Piracy and maritime crime incidents on the increase
Criminals most active in southeast Asia, especially Singapore Straits
There has been a shift to armed robbery attacks against vessels in territorial waters, while hijackings and crew kidnappings have become less common
THERE were 39 recorded acts of piracy and maritime-related criminal incidents in March and April after a relatively quiet start to the year, according to Lloyd’s List Intelligence casualty data.
There were 22 incidents recorded over the first two months of 2023, the lowest for that period in 10 years.
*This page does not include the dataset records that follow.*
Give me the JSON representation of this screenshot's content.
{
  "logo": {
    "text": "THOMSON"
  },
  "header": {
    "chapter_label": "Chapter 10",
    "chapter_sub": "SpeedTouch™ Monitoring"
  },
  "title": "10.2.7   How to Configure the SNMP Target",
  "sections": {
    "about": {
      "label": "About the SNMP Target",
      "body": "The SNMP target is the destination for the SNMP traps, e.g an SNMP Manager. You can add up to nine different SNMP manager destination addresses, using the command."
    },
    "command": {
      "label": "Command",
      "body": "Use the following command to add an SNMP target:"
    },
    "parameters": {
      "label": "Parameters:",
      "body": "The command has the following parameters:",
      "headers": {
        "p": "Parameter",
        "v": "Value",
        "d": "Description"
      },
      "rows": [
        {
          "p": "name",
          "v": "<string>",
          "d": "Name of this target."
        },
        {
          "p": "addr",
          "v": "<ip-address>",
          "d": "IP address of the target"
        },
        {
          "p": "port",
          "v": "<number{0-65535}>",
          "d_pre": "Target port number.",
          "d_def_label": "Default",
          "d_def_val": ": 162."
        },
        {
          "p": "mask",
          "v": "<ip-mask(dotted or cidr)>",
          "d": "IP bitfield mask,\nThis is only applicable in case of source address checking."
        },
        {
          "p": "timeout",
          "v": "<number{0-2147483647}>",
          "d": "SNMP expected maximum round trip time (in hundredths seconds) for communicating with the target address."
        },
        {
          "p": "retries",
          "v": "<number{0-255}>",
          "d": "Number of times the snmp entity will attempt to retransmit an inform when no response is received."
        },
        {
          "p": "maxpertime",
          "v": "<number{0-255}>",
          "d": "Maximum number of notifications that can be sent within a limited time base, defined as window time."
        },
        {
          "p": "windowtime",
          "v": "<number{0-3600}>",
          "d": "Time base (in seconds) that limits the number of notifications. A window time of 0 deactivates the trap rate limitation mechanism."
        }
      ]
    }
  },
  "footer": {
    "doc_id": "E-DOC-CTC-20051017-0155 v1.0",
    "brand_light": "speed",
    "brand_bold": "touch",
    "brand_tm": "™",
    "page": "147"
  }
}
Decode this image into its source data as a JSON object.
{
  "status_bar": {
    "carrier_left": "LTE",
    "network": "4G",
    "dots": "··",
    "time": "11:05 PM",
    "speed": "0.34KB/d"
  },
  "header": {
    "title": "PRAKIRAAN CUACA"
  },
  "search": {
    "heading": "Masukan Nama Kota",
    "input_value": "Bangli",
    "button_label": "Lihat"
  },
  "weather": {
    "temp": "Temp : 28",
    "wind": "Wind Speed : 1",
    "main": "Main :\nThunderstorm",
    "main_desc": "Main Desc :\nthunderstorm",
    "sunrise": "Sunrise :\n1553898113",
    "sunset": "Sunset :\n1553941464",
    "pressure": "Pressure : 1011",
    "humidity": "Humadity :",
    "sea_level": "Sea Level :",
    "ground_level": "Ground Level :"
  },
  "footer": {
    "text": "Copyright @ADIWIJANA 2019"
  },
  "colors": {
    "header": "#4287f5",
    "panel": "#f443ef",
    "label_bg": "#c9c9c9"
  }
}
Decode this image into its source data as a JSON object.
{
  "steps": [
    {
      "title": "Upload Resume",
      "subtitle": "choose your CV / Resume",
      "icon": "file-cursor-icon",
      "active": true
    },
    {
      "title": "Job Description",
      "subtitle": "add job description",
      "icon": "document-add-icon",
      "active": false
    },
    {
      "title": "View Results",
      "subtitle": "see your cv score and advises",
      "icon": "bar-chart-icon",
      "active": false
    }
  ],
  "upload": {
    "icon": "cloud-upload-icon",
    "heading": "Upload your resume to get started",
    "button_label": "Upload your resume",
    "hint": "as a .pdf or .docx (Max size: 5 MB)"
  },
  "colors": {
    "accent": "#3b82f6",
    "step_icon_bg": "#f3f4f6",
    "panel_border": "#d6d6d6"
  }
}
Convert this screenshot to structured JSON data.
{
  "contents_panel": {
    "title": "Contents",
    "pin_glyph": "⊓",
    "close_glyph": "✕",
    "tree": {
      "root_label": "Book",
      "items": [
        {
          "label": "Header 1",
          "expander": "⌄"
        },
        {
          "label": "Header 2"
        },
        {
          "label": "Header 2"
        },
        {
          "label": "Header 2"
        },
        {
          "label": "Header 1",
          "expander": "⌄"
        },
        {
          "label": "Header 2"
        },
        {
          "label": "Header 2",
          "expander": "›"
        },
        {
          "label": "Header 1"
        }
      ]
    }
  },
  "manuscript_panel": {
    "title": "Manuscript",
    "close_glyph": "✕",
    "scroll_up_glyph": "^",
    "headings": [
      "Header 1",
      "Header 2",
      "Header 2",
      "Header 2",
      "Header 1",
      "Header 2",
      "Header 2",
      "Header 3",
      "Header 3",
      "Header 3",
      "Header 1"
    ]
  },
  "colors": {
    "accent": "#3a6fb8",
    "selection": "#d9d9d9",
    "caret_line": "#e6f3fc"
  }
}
The frequency of incidents picked up in the following months, but the total number of incidents for the first fourth months of the year is still in line with 2021 and 2022 figures.
Attacks against ships are at historically low levels, with about 150 incidents reported both in 2022 and 2021. The average yearly incident reports published by Lloyd’s List Intelligence between 2016 and 2020 was 203.
Piracy and maritime crime have not disappeared but evolved. There has been a shift to armed robbery attacks against vessels in territorial waters, while hijackings and crew kidnappings have become less common.
Even though there have been several more aggressive attacks in quick succession recently in the Gulf of Guinea, security analysts argue that the threat to regional shipping remains unchanged.
It is important to carefully review the circumstances of reported incidents in the Gulf of Guinea, given that illicit activities and smuggling operations are common.
The most incidents reported in March and April occurred in southeast Asia, mainly in the Singapore Strait, and were largely thefts or attempted robberies.
“As the borders of Indonesia, Malaysia and Singapore intersect in the Singapore Strait perpetrators appear to take advantage of jurisdictional challenges there, improving their ability to escape,” said Risk Intelligence senior analyst Dirk Siebels. “An alert crew is an effective deterrent as perpetrators will in most cases escape when they realise that they have been discovered without confronting seafarers.”